Andreas Beger

Data/political scientist

The Iraq War, 2003 to 2011

President Obama announced today that U.S. troops will leave Iraq by the end of 2011. What has the 9 year long war accomplished?

Iraq is a democracy, sort of. Although it has a parliament, prime minister, elections and that sort of stuff, it is also pretty corrupt. There has not yet been a peaceful transition of power, a key feature of democracy, as prime minister al-Maliki was reelected to a second term in a troubled election in 2010. It has a polity score  of 3 on a scale from -10 to 10, which doesn’t quite qualify it as a democracy in common usage. According to the Economist Intelligence Unit’s Democracy Index 2010 it is a hybrid regime just a tad above authoritarianism and according to Freedom House it is not free.

In 9 years of war, 111,000+ civilian deaths (Iraq Body Count), and taking into account excess mortality maybe even upwards of 1 million (Opinion Research Business survey) out of a population of 31 million. The Iraq Body Count data is based on press reports of violent deaths and actual deaths are most likely higher. But basically around 1 out of every 50 was killed.

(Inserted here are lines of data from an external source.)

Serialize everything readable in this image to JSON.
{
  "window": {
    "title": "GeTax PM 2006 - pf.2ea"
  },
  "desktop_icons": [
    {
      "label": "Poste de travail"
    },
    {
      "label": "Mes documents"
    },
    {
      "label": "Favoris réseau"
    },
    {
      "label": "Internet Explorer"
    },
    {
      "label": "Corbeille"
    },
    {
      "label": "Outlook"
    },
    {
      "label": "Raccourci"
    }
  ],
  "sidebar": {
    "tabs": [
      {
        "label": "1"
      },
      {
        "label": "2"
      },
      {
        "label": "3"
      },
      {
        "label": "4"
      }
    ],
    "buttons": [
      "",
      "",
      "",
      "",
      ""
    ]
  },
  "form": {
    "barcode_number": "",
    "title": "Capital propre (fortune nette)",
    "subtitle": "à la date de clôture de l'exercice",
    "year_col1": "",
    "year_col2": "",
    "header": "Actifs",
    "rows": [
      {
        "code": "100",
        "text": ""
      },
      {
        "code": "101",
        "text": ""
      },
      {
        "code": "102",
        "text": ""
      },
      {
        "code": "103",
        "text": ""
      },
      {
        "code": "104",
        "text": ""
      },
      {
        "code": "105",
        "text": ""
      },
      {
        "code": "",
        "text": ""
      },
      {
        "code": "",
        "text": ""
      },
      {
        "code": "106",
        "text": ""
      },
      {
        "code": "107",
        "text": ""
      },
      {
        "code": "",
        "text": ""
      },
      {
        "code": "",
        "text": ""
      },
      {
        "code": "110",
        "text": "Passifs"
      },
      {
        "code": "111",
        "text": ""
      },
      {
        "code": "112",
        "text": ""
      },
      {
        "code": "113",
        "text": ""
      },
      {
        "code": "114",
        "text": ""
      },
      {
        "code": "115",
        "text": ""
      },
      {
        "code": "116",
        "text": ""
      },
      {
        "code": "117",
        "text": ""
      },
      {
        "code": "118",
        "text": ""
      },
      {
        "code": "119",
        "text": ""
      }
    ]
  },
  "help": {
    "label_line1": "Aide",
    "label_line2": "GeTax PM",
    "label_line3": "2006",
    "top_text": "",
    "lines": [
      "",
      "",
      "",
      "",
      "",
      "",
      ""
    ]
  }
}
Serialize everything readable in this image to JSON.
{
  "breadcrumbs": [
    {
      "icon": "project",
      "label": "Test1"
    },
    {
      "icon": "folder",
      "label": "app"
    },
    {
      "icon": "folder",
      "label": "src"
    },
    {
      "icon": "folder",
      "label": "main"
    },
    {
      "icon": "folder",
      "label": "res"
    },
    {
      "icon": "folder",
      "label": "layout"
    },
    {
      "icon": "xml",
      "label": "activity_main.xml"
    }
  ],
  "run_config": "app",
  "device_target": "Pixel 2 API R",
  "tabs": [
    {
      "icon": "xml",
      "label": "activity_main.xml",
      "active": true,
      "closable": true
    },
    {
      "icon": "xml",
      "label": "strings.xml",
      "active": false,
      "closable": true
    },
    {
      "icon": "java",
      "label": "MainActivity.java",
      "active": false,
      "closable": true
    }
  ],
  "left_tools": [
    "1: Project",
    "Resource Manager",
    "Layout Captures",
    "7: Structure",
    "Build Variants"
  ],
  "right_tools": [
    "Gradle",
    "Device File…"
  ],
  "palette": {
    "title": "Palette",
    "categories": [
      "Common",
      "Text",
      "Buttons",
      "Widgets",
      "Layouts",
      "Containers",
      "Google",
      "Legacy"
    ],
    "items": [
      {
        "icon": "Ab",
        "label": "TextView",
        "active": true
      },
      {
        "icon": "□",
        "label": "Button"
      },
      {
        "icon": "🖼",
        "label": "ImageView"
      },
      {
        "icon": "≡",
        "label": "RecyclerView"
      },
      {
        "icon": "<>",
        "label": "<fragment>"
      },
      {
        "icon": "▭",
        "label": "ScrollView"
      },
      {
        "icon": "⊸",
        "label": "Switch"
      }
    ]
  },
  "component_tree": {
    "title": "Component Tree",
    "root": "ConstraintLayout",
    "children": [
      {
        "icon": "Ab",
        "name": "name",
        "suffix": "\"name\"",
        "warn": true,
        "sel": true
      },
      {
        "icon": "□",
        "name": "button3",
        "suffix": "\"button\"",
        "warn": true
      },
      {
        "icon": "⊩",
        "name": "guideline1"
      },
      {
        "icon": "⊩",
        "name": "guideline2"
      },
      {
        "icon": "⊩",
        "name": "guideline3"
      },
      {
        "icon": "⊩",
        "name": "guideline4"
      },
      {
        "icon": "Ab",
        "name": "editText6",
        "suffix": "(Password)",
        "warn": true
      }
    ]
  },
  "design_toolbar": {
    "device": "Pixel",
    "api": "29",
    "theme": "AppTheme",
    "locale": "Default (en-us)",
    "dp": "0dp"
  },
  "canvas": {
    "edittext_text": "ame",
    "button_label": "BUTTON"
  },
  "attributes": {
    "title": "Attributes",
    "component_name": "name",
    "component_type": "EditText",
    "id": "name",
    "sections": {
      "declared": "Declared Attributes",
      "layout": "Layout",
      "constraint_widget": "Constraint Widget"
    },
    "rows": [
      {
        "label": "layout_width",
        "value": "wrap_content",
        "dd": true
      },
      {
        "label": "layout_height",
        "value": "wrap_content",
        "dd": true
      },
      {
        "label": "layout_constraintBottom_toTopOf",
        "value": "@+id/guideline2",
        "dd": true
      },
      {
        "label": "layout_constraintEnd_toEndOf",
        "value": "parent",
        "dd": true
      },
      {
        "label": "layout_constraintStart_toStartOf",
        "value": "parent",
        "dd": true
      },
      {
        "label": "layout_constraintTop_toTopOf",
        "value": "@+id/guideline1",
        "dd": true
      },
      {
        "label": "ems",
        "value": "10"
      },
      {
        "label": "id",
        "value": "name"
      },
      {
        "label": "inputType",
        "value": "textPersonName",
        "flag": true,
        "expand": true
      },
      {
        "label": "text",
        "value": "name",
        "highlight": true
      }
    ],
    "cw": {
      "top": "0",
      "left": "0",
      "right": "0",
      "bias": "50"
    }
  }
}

Upwards of 15,00o Iraq Security Forces deaths and around 24,000 insurgent deaths (Iraq War Logs summary at IBC).

About 4,800 U.S. and coalition deaths (iCasualties.org) and 32,000 U.S. wounded (DoD). Also, direct cost of $800 billion or so. But since most of that was financed through debt, the actual cost will probably end up in the low trillions.

Surprisingly, Iraq has surpassed it’s pre-war GDP per capita, even during the war. But then, oil prices have risen as well and most of Iraq’s economy is based on oil.

Weapons of mass destruction. Never mind.